Mary Johnson is a student at Southern Illinois University and is an ISA Classmates Connecting Cultures blogger corresponding with the International Studies department at SIU. Mary is currently studying in Valparaiso, Chile on an ISA Fall 1 program.
I can’t even begin to explain how many wonderful aspects there are to studying abroad in Chile. While brainstorming how to begin writing this blog I had no idea what to choose of all of the amazing sites and feelings I have experienced in just my first few days here in Chile— maybe a little taste of it all?

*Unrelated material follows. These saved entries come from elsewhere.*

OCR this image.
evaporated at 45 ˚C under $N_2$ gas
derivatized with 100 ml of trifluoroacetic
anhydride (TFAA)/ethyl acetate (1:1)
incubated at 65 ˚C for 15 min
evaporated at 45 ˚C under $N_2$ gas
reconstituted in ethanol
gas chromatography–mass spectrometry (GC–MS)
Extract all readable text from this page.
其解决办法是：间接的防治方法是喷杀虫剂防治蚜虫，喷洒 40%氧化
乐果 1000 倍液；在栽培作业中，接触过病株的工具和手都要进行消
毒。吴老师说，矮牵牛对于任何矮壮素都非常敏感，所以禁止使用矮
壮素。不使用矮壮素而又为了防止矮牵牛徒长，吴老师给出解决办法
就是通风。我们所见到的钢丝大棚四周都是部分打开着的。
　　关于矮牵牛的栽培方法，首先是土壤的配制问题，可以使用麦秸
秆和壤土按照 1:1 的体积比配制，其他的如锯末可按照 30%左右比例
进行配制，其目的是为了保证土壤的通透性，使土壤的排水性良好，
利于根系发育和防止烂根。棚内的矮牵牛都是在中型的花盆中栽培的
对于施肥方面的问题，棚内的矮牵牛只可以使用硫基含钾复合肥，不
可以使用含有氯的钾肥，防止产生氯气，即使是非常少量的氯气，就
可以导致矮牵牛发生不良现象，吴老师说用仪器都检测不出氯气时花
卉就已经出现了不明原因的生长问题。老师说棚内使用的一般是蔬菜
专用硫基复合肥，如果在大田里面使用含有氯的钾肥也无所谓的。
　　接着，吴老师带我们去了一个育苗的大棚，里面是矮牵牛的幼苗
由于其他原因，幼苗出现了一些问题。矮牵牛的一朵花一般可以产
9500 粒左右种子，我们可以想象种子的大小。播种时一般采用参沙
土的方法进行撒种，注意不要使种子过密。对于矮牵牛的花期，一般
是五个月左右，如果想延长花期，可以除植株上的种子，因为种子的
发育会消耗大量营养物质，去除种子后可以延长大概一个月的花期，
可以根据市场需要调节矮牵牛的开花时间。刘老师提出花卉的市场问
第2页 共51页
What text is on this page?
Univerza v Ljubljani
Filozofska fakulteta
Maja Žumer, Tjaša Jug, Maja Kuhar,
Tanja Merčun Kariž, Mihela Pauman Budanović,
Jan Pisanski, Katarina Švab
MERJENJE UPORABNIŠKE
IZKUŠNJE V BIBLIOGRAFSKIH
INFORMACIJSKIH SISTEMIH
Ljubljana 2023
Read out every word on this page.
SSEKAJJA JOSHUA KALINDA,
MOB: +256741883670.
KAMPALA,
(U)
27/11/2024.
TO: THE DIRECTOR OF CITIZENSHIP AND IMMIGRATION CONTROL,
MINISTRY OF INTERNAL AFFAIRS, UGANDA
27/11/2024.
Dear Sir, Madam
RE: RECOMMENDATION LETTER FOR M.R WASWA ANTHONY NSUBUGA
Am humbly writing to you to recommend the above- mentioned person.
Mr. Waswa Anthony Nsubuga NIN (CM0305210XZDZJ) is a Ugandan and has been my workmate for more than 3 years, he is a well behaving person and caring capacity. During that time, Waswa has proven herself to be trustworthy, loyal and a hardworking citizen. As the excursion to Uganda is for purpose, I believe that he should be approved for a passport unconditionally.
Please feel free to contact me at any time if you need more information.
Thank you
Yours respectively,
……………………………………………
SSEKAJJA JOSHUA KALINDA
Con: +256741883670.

I do feel like there are a few very basic steps in arriving here and settling in.
Step One: Initial Arrival
I have to say that I got close to no sleep during my day long trip from my hometown in Illinois to Santiago, Chile. Still, there was no way I was going to be closing my eyes during the first day. I don’t think I could have if I wanted to; there were so many things to take in!
Step Two: New Friends
Everyone I meet here so fun spirited and friendly. The girls I roomed with for the first few days were ones who would live near me when we arrived in Vina del Mar. This was really nice because there are around 70 of us in the group. It would be hard to figure out who was where or even if someone lived right around the corner from you. I can’t wait to start meeting Chilean students as well.
Step Three: New Sites
I really enjoy that ISA got us out into the cities and landscapes right away. Every day we went loads of new places. There are so many I need to go back to and explore.
Step Four: Family
AHH! My family is so wonderful! I wish my Spanish was better so they didn’t have to go in slow motion whenever they want me to really understand them. Both of my Chilean parents have been so helpful in drawing me maps, talking about culture, and just welcoming me into their home and country!
Step Five: Culture
Chilean culture is so fun and lively! The landscape is painted with such a variety of color. Houses aren’t just white or brown; everyone seems to have a different colored house. And the graffiti is amazing as well; the whole town is covered with beautiful murals! Even my backpack, pencil pouch, and fanny pack that I purchased at some artisan markets are covered in beautiful, colored print. The music on the radio is cheesy and cheerful, too; there is A LOT of 80’s music—both sappy and poppy. My Chilean mother showed me a ton of music by Luis Miguel.